Ebola's infected more than 17,000 people in Sierra Leone, Liberia and Guinea, according to WHO, and the epidemic's worsening in Sierra Leone. WHO experts now doubt they can get it under control before the middle of next year, and even then only if countries step up their aid efforts.
Kilmarx and colleagues took national estimates of the health care worker population — that's where they got the 2,400 number for all of Sierra Leone. They divided this by the number of health care workers infected with Ebola to get an infection rate of 8,285 people per 100,000 people. That's more than 100 times the infection rate for the country's population as a whole, 80 per 100,000.
His team questioned surviving health care workers and found 30 percent had been in contact with the body of someone who had died of Ebola. The bodies of people who have just died of Ebola are extremely infectious, and WHO is trying to get all the affected areas to follow strict burial practices.
Another 13 percent had attended funerals. And in the hospitals, the team found a range of failures, including a lack of clear procedures and responsibilities; staff shortages; and inadequate separation of Ebola patients from everyone else.
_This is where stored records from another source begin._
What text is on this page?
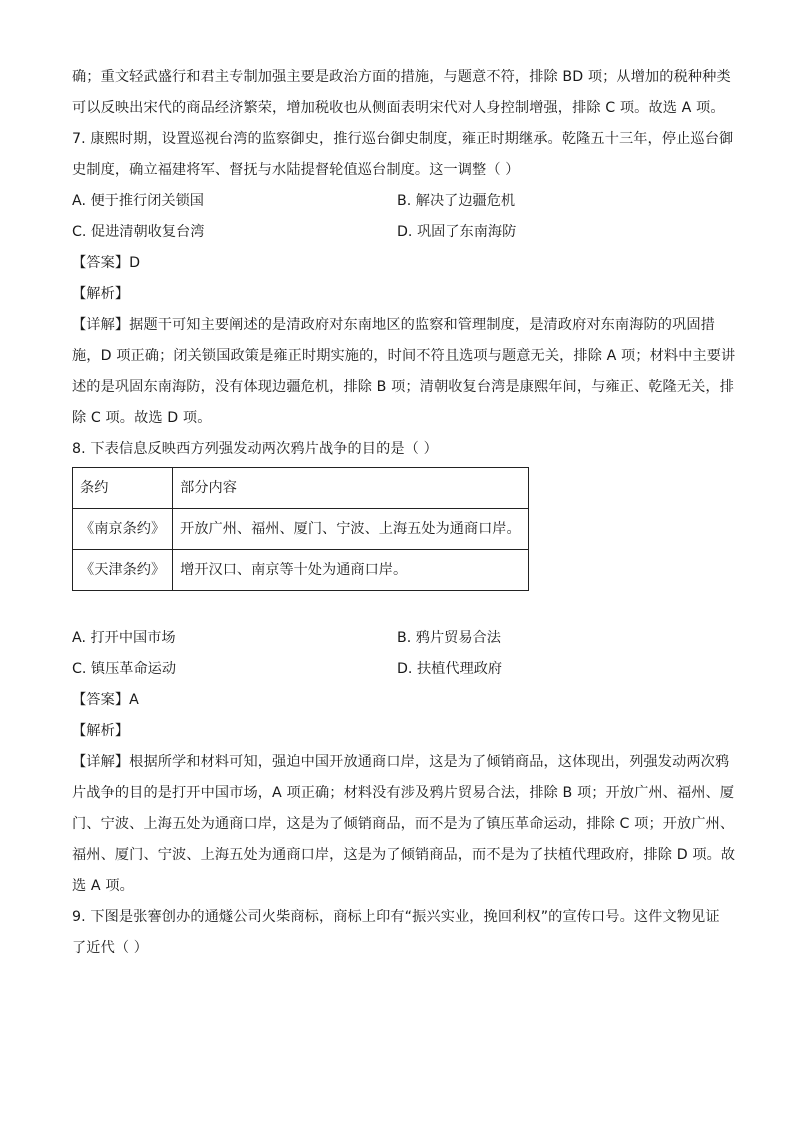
确；重文轻武盛行和君主专制加强主要是政治方面的措施，与题意不符，排除 BD 项；从增加的税种种类
可以反映出宋代的商品经济繁荣，增加税收也从侧面表明宋代对人身控制增强，排除 C 项。故选 A 项。
7. 康熙时期，设置巡视台湾的监察御史，推行巡台御史制度，雍正时期继承。乾隆五十三年，停止巡台御
史制度，确立福建将军、督抚与水陆提督轮值巡台制度。这一调整（ ）
A. 便于推行闭关锁国	B. 解决了边疆危机
C. 促进清朝收复台湾	D. 巩固了东南海防
【答案】D
【解析】
【详解】据题干可知主要阐述的是清政府对东南地区的监察和管理制度，是清政府对东南海防的巩固措
施，D 项正确；闭关锁国政策是雍正时期实施的，时间不符且选项与题意无关，排除 A 项；材料中主要讲
述的是巩固东南海防，没有体现边疆危机，排除 B 项；清朝收复台湾是康熙年间，与雍正、乾隆无关，排
除 C 项。故选 D 项。
8. 下表信息反映西方列强发动两次鸦片战争的目的是（ ）
条约	部分内容
《南京条约》	开放广州、福州、厦门、宁波、上海五处为通商口岸。
《天津条约》	增开汉口、南京等十处为通商口岸。
A. 打开中国市场	B. 鸦片贸易合法
C. 镇压革命运动	D. 扶植代理政府
【答案】A
【解析】
【详解】根据所学和材料可知，强迫中国开放通商口岸，这是为了倾销商品，这体现出，列强发动两次鸦
片战争的目的是打开中国市场，A 项正确；材料没有涉及鸦片贸易合法，排除 B 项；开放广州、福州、厦
门、宁波、上海五处为通商口岸，这是为了倾销商品，而不是为了镇压革命运动，排除 C 项；开放广州、
福州、厦门、宁波、上海五处为通商口岸，这是为了倾销商品，而不是为了扶植代理政府，排除 D 项。故
选 A 项。
9. 下图是张謇创办的通燧公司火柴商标，商标上印有“振兴实业，挽回利权”的宣传口号。这件文物见证
了近代（ ）
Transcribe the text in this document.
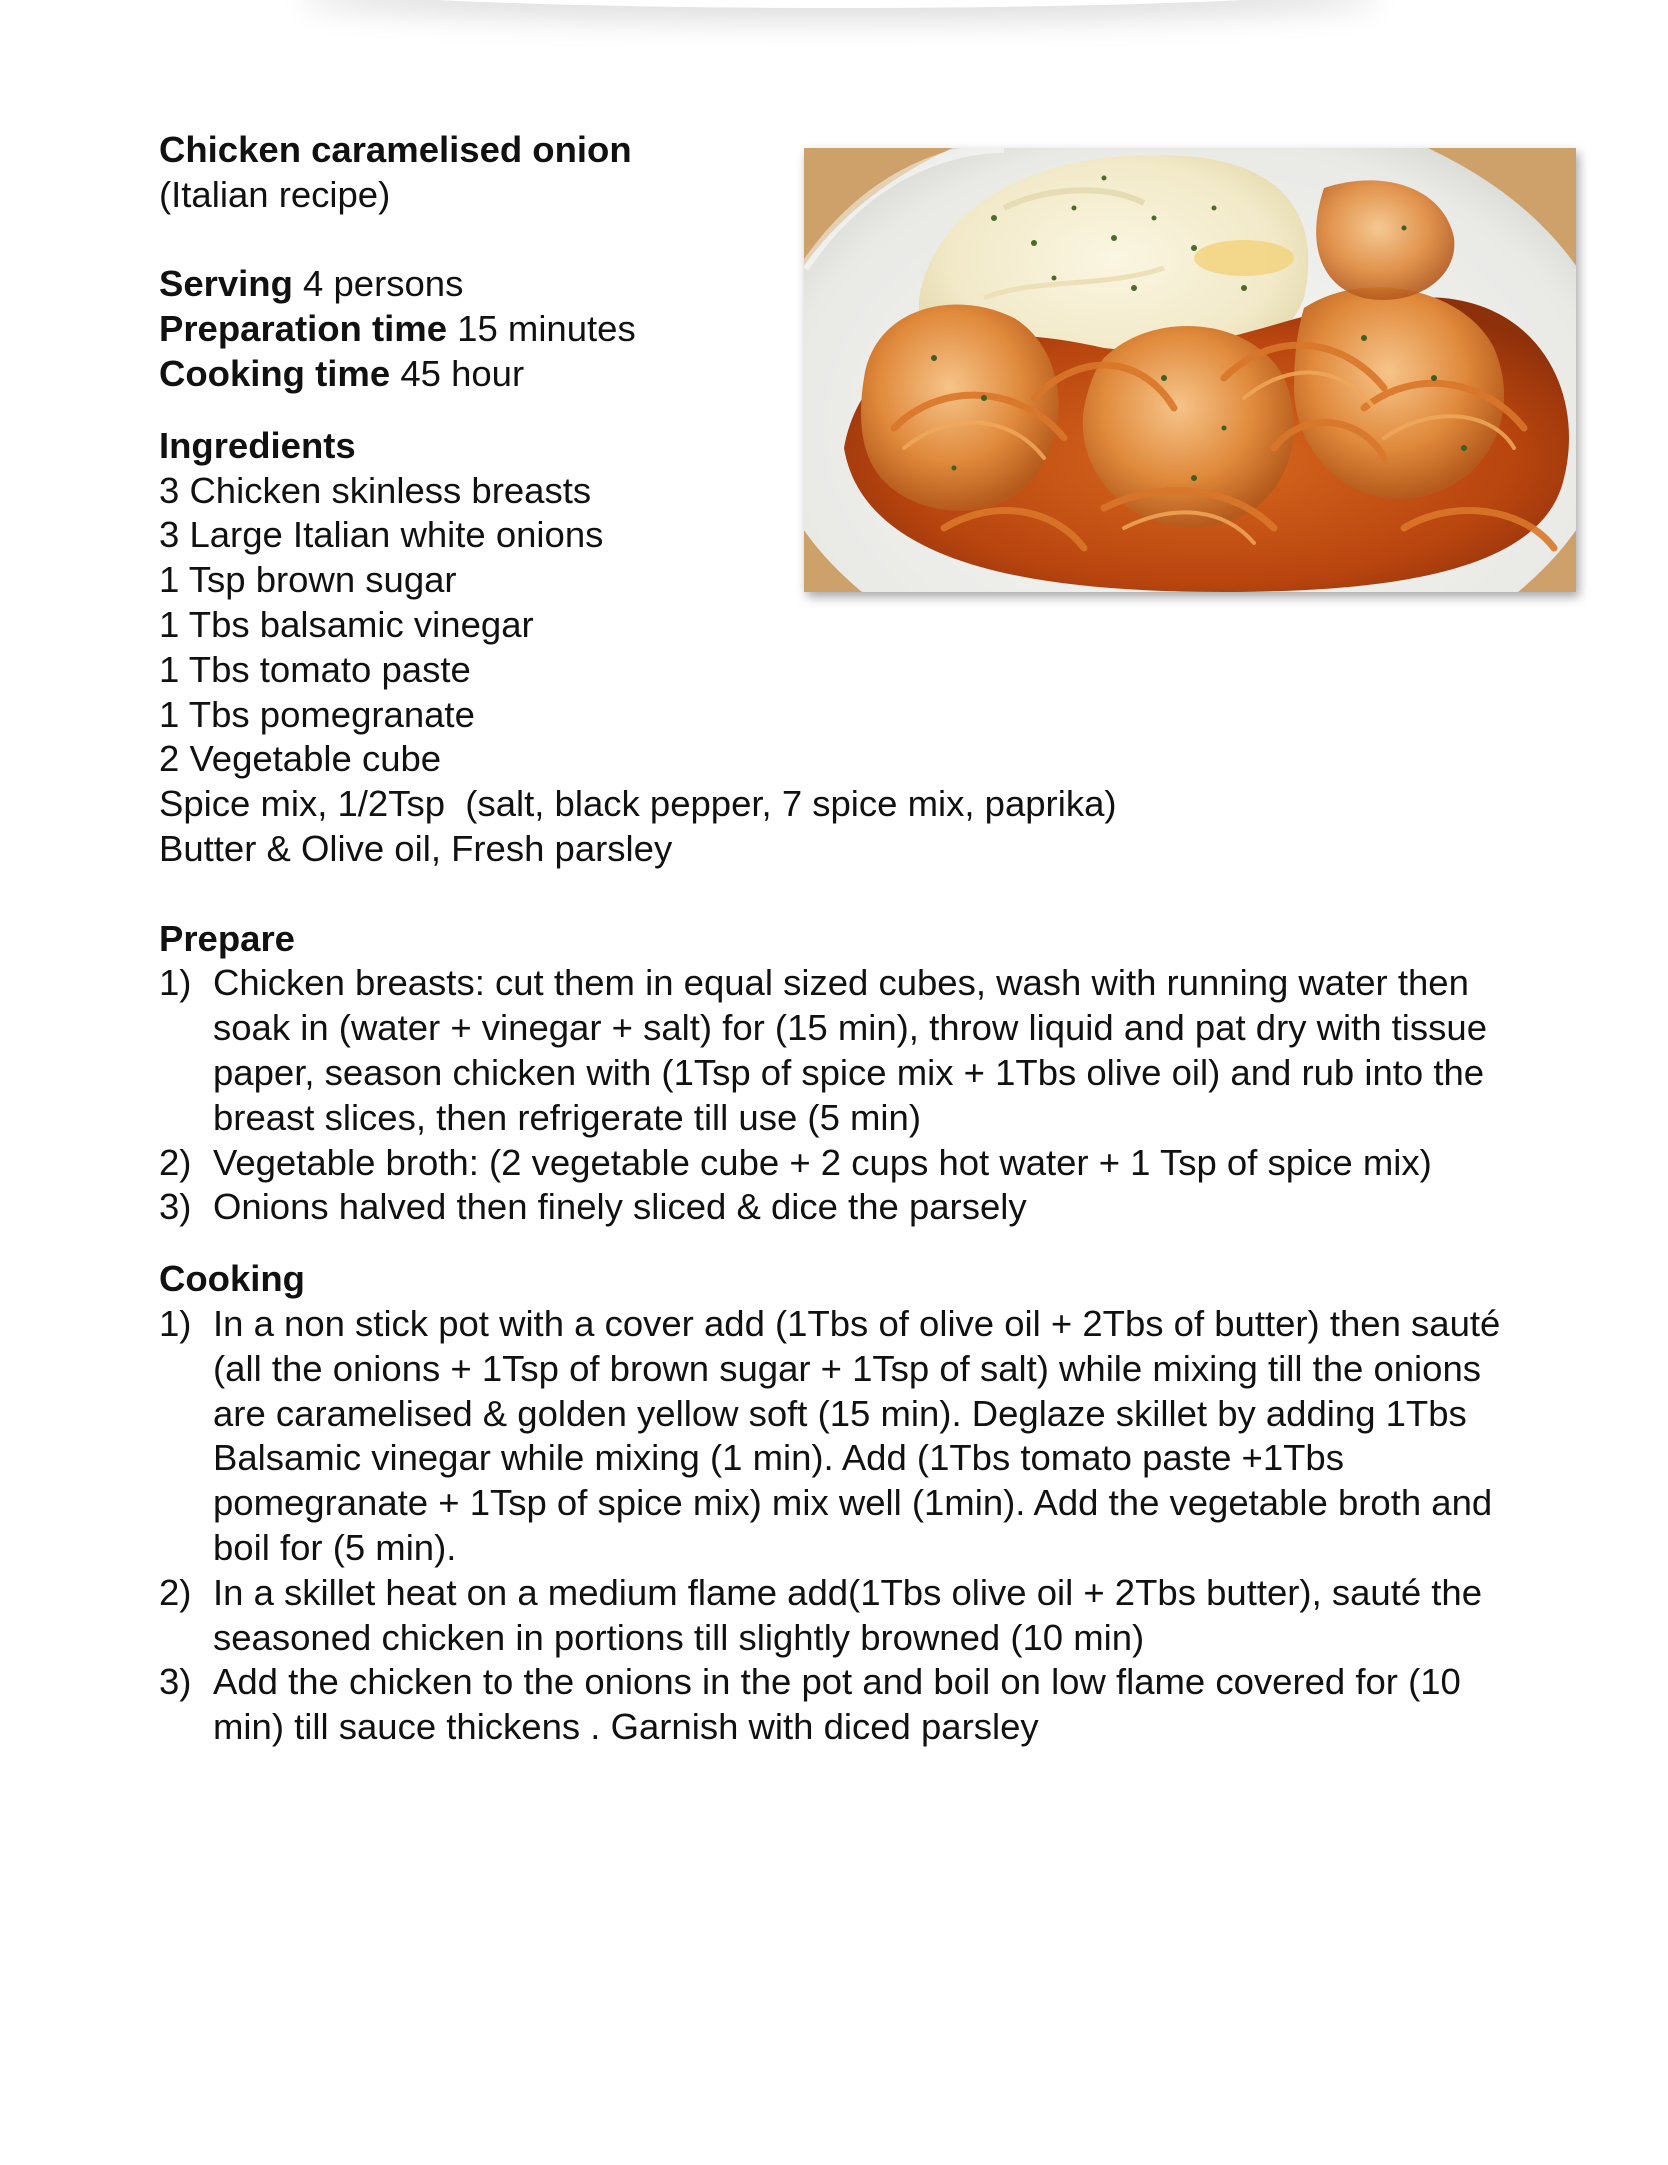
Chicken caramelised onion
(Italian recipe)
Serving 4 persons
Preparation time 15 minutes
Cooking time 45 hour
Ingredients
3 Chicken skinless breasts
3 Large Italian white onions
1 Tsp brown sugar
1 Tbs balsamic vinegar
1 Tbs tomato paste
1 Tbs pomegranate
2 Vegetable cube
Spice mix, 1/2Tsp  (salt, black pepper, 7 spice mix, paprika)
Butter & Olive oil, Fresh parsley
Prepare
1) Chicken breasts: cut them in equal sized cubes, wash with running water then soak in (water + vinegar + salt) for (15 min), throw liquid and pat dry with tissue paper, season chicken with (1Tsp of spice mix + 1Tbs olive oil) and rub into the breast slices, then refrigerate till use (5 min)
2) Vegetable broth: (2 vegetable cube + 2 cups hot water + 1 Tsp of spice mix)
3) Onions halved then finely sliced & dice the parsely
Cooking
1) In a non stick pot with a cover add (1Tbs of olive oil + 2Tbs of butter) then sauté (all the onions + 1Tsp of brown sugar + 1Tsp of salt) while mixing till the onions are caramelised & golden yellow soft (15 min). Deglaze skillet by adding 1Tbs Balsamic vinegar while mixing (1 min). Add (1Tbs tomato paste +1Tbs pomegranate + 1Tsp of spice mix) mix well (1min). Add the vegetable broth and boil for (5 min).
2) In a skillet heat on a medium flame add(1Tbs olive oil + 2Tbs butter), sauté the seasoned chicken in portions till slightly browned (10 min)
3) Add the chicken to the onions in the pot and boil on low flame covered for (10 min) till sauce thickens . Garnish with diced parsley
They also found a lack of vehicles to safety transport patients and bodies; a lack of both protective gear and facilities to wash hands and disinfect equipment; poor training; poor waste disposal and unsafe burial of corpses.
"New, high-quality, dedicated Ebola treatment units are being established by international partners in Sierra Leone," Kilmarx and colleagues wrote in their report. But they're not enough, and Sierra Leone's government is trying to step up as well.
"Health authorities must be vigilant in implementation of strict infection prevention and control measures in all healthcare settings and alert to the possibility that less well-controlled settings might inadvertently act to propagate rather than interrupt transmission," they concluded.